The expert dispenser will not only be looking to match your colouring (my friend has pink cheeks and blue eyes, so silver, claret and blue work well) but to balance your face shape. If a person has a very round face, round glasses will accentuate this, so they may suggest choosing angular frames. Alternatively, for those with a square jaw and hairline, rounder lenses can bring softness.
A long face can benefit from frames with the sides attached high on the corner of the lenses, so the frame sits lower on the face, while a short face can wear frames on which the sides attach part-way down the lenses. Your features are also important.

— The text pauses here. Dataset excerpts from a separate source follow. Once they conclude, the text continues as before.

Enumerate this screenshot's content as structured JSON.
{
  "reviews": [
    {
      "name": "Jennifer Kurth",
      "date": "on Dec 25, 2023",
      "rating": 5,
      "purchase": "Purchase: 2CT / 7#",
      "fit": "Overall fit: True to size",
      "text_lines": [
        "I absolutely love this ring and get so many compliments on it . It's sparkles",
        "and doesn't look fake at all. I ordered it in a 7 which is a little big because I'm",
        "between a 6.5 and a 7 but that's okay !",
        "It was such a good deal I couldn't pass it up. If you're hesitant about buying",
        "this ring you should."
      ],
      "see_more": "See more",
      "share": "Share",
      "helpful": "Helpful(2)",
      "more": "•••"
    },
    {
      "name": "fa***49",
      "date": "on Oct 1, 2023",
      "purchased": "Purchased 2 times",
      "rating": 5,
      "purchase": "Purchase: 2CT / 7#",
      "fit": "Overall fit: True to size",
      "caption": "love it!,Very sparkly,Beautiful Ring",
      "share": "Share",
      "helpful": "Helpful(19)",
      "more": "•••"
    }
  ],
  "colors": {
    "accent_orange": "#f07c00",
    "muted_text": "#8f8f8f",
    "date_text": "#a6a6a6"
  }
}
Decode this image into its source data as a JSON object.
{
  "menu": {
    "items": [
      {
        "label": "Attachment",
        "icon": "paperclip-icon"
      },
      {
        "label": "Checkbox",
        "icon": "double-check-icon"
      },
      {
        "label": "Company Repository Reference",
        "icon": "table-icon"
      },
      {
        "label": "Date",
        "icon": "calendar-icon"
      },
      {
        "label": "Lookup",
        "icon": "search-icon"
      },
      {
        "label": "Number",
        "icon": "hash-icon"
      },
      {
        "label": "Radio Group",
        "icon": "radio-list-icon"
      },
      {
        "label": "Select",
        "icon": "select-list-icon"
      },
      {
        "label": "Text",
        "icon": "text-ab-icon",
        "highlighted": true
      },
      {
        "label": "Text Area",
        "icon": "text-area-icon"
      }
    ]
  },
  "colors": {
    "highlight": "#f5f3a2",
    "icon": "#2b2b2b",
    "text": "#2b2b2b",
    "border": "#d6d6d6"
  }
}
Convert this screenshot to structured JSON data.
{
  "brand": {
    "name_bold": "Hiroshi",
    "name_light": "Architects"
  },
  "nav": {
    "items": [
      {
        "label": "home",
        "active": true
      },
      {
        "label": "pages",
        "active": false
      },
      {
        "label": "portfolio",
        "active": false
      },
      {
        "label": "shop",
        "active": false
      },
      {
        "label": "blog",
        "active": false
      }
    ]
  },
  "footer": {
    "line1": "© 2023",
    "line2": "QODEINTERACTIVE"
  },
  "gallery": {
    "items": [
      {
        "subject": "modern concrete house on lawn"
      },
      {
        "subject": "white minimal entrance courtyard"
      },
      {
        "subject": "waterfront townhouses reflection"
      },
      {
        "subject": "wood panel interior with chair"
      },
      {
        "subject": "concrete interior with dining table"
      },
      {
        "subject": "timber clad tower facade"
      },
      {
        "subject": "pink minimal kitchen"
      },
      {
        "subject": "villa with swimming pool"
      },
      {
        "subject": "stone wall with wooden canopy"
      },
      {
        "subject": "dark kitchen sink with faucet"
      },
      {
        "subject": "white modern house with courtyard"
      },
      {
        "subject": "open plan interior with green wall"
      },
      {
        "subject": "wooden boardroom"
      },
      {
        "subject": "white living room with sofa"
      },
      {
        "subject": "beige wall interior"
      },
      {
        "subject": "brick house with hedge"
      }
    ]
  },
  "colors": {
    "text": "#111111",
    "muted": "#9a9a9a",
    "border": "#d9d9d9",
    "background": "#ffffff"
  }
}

For example, a long nose will look even longer if the bridge between the lenses arches up and sits high between the eyebrows.
Yet, while there’s considerable skill in getting the shape and colour right, choosing is about much more than fashion; you need to know how the frames will look and feel once glazed with lenses. An unglazed frame can look great but if it’s not suitable for the prescription, you’ll be disappointed with the final product.
The fit is also crucial to happy glasses-wear and an expert dispenser will look at the fit on the nose and the sides (some of this can be adjusted and some of it cannot). A poor fitting pair of glasses will slide down the face and mess with your vision, as well as driving you crazy pushing them back up again – unless you are Ronnie Corbett using this movement for comedy effect.
Then there’s lifestyle. How do you wish to look in your new glasses: professional, trendy, sporty, glamorous, intelligent or none of these? What are your glasses for? Reading glasses which are taken on and off all day at work will need a sturdier joint or the sides will break off. Glasses for driving need to avoid wide sides or you’ll be wearing blinkers.
Glasses are a tailor-made product and the right pair can make life feel instantly better. If you’re looking for ‘the one’ – or simply expanding your collection – the expertise of dispensing professionals, along with trying your frames on in person, is invaluable. From one glasses wearer to another, I suggest you seek that expertise out and take your time over choosing.